Immigration has become a hot topic as the number of illegal border crossings to the US remains at a record high, at about 2.8 million so far in the 2023 fiscal year. This has become an especially contentious political issue as many states typically governed by the Democratic Party, which are usually deemed more migrant-friendly, have been overwhelmed by the pressure of undocumented migrants. New York City mayor Eric Adams, for example, caused backlash when he asserted that the migrant crisis will “destroy New York City” on Sep. 6 in a town hall. The political implication of this issue remains important. However, in this article, I hope to take a step back and focus on the moral framework through which we view this issue, and argue for recognizing that restrictions on immigration are much less justifiable than the common consensus might suggest.

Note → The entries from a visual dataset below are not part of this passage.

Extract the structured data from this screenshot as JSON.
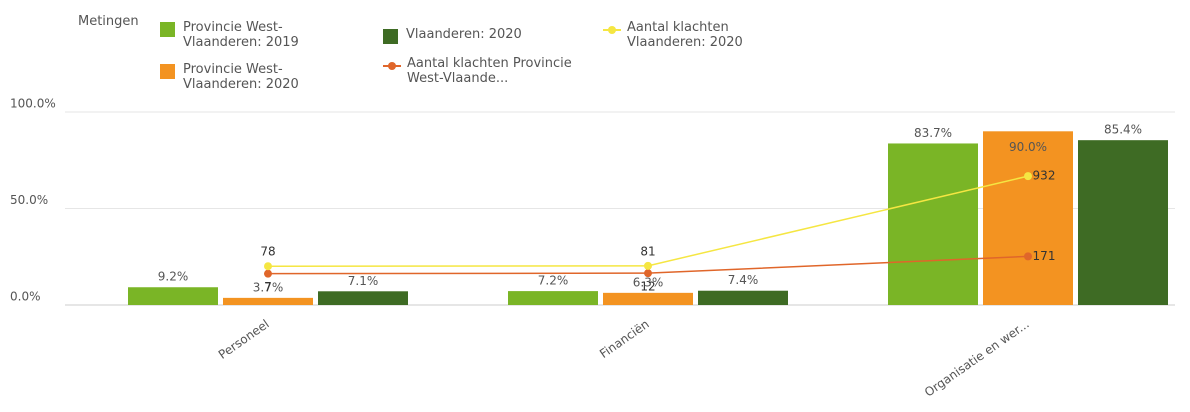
{
  "chart_data": {
    "type": "bar",
    "legend_title": "Metingen",
    "categories": [
      "Personeel",
      "Financiën",
      "Organisatie en wer..."
    ],
    "series": [
      {
        "name": "Provincie West-Vlaanderen: 2019",
        "type": "bar",
        "color": "#7ab526",
        "values": [
          9.2,
          7.2,
          83.7
        ],
        "value_labels": [
          "9.2%",
          "7.2%",
          "83.7%"
        ]
      },
      {
        "name": "Provincie West-Vlaanderen: 2020",
        "type": "bar",
        "color": "#f39321",
        "values": [
          3.7,
          6.3,
          90.0
        ],
        "value_labels": [
          "3.7%",
          "6.3%",
          "90.0%"
        ]
      },
      {
        "name": "Vlaanderen: 2020",
        "type": "bar",
        "color": "#3e6b24",
        "values": [
          7.1,
          7.4,
          85.4
        ],
        "value_labels": [
          "7.1%",
          "7.4%",
          "85.4%"
        ]
      },
      {
        "name": "Aantal klachten Provincie West-Vlaande...",
        "type": "line",
        "axis": "y2",
        "color": "#e0662a",
        "values": [
          7,
          12,
          171
        ]
      },
      {
        "name": "Aantal klachten Vlaanderen: 2020",
        "type": "line",
        "axis": "y2",
        "color": "#f5e642",
        "values": [
          78,
          81,
          932
        ]
      }
    ],
    "ylim": [
      0,
      100
    ],
    "yticks": [
      {
        "value": 0,
        "label": "0.0%"
      },
      {
        "value": 50,
        "label": "50.0%"
      },
      {
        "value": 100,
        "label": "100.0%"
      }
    ],
    "y2lim": [
      -290,
      1540
    ],
    "grid": true
  }
}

We can start by setting a premise that I hope is self-evident: every person should be considered equal regardless of their nationality. Based on this premise, we will consider the reality of international travel or migration in our world right now. For most people in the world, the passport that you hold, issued by the country in which you were born, determines your citizenship. This is a geographical fact a person has no control over whatsoever, and this unwillingly chosen citizenship status will then go on to determine where you are entitled to live. For example, a citizen of India is entitled to live in India and not in the United States without a visa. A citizen of Spain, who by extension is also a citizen of the European Union, is entitled to live in a EU country like France. A US passport holder is allowed to travel to 173 nations or territories visa-free. That number is 46 for Pakistani passport holders.

Therefore, the freedom of movement across borders is significantly lower for certain people compared to others simply because of their birthplace. This level of freedom to migrate is usually proportional to quality of life, as wealthier nations tend to have more visa-free agreements with other countries. Nationals of wealthier countries also tend to have a much easier time immigrating to other countries, as there is less access to consulate service and funding available for applying to visas in less well-off nations. This seems to be in direct contradiction with our premise, as it is exponentially more difficult for people holding a less powerful passport to enter into a territory of their choice. Often, this distinction is one of life and death, as people flee from persecution or economic depravity of their hometown.

Furthermore, it is difficult to see how governments have the authority to restrict its border in the first place in most cases. To justify that a government has the fundamental authority to restrict the inflow of people into its border, we need to prove that the land the government is controlling justifiably belongs to the government. Not only that, but the justifiability needs to be to a degree where it has the right to reject people from coming into the land. It is difficult to see how that could be the case, as a government usually merely claims control over land, instead of giving any convincing account of how the land is supposed to belong to them, rather focusing on setting a foundation of bureaucratic networks. Even in nations where governments are elected through democratic processes, it is difficult to explain how the power of this democratic process could extend to people who don’t have a say in this matter. This is because the person trying to get into a country doesn’t yet have any ability to participate in the democratic system they are trying to enter. Presumably, democratic systems are more legitimate because they prevent coercive governments from imposing their unpopular will on the people. Given that everyone, not just citizens of certain nations, should be entitled to engagement in democratic processes, the undemocratic nature of border control undermines the argument itself. Thus, it is very hard to see how the democratic structure of a government could justify authority over national borders.

This is certainly not a complete survey of the philosophical arguments one could have over the morality or immorality of immigration control. However, in many ways, the justification of immigration control has become a circular argument: Why do you get to control who gets who comes in and who stays out? Because I live in a state protected by the government? What does the basic premise of the state mean? The power to control who comes in and who stays out. So, why is a state able to do that? Well, I’m not so sure.

There are many arguments that support the legitimacy of a immigration control system which I am not going to explore here. This is a very complicated issue that involves philosophical reasoning, political practicality, as well as the implementation of policies. I hope that I at least unsettled your assumption a bit by putting forward a forceful argument from one side. Hopefully, we can keep this conversation going.